Every day, the award-winning author of four books—including Story of a Marriage, set in 1950s SF—walks to the Mission, where he writes in a windowless office. Inside, there’s no Internet access or even cell reception. It’s just him and his MacBook Air, working on his next book, this one about a woman and the paths she might have taken. Greer says the isolation is necessary to keep him focused—the web and his inherent curiosity are a little too seductive. “I could be writing a scene set in the 1800s and describing a gopher, and I will wonder: What did a gopher look like back then?” he says. “Maybe I should check.”

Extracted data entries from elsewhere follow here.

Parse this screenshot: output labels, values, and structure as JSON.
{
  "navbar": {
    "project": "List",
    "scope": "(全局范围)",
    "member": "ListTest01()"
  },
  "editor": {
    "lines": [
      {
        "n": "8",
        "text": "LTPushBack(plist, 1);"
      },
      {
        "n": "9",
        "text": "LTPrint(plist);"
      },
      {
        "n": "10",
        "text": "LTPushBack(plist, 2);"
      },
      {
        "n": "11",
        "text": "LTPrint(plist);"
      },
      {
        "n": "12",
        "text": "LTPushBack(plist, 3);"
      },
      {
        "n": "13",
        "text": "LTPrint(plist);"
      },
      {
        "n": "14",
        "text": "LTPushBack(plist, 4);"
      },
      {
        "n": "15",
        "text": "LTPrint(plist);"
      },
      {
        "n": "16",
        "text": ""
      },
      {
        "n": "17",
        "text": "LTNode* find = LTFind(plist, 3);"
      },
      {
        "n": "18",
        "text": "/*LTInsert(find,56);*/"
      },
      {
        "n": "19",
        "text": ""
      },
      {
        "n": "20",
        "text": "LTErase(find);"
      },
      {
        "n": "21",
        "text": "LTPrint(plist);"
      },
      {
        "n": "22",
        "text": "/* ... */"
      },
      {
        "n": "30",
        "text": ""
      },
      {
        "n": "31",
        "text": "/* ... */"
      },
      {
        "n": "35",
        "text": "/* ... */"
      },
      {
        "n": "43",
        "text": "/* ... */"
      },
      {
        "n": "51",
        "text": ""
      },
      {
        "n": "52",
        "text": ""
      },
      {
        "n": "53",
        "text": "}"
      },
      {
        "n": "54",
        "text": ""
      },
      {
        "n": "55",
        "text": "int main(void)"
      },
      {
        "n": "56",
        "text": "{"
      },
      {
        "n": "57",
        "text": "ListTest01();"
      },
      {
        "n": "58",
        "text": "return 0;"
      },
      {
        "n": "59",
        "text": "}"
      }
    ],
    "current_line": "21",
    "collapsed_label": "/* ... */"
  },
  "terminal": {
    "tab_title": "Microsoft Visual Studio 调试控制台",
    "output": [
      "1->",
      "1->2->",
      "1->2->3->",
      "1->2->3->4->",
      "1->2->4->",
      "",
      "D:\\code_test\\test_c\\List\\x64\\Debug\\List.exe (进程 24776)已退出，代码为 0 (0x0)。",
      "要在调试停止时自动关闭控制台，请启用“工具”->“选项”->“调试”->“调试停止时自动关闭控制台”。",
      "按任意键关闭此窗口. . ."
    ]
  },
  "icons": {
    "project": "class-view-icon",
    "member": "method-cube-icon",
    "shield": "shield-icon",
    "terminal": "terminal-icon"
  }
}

Greer first found literary success with his 2004 novel, The Confessions of Max Tivoli, a love story about a boy who ages in reverse. Then in 2008, Brad Pitt starred in a movie with a strikingly similar plotline: The Curious Case of Benjamin Button. (Paramount, which maintains the film is based on a short story by F. Scott Fitzgerald, had offered to buy the rights to Greer’s book prior to the film’s release, but the author declined.) From there on out, readers told Greer how they couldn’t help but picture Pitt’s tortured, love-struck face in every chapter. Greer was heartbroken. “A book is a much more interactive experience than a film,” he says. “It relies on the reader to create the other half of it themselves.”
The movie could have scared Greer off from any future adaptations of his work. But for three days starting March 9, Greer’s short story “The Islanders” goes from page to stage (word-for-word with Greer’s blessing) at Z Space, before the play travels to France for a three-week run ending in Paris. The dark, somber tale, originally published in The New Yorker, follows two middle-aged women, one from New York and the other from California, who take a road trip through Ireland’s countryside. At its core, the story is about friends saving each other.
Understandably, Greer is keen to see how his work translates in front of a live audience. “I watched a rehearsal the other day and found myself laughing—it was funny. I don’t think of myself as a funny writer, so it was nice to see my words in that new way,” says Greer, who will be part of a post-show conversation with Daniel Handler (aka Lemony Snicket) on the final day of the SF premiere. “And the actress playing Maddy, the main character, looks exactly like I had pictured her in my head.”
Andrew Sean Greer’s The Islanders premiers at Z Space, March 9–11.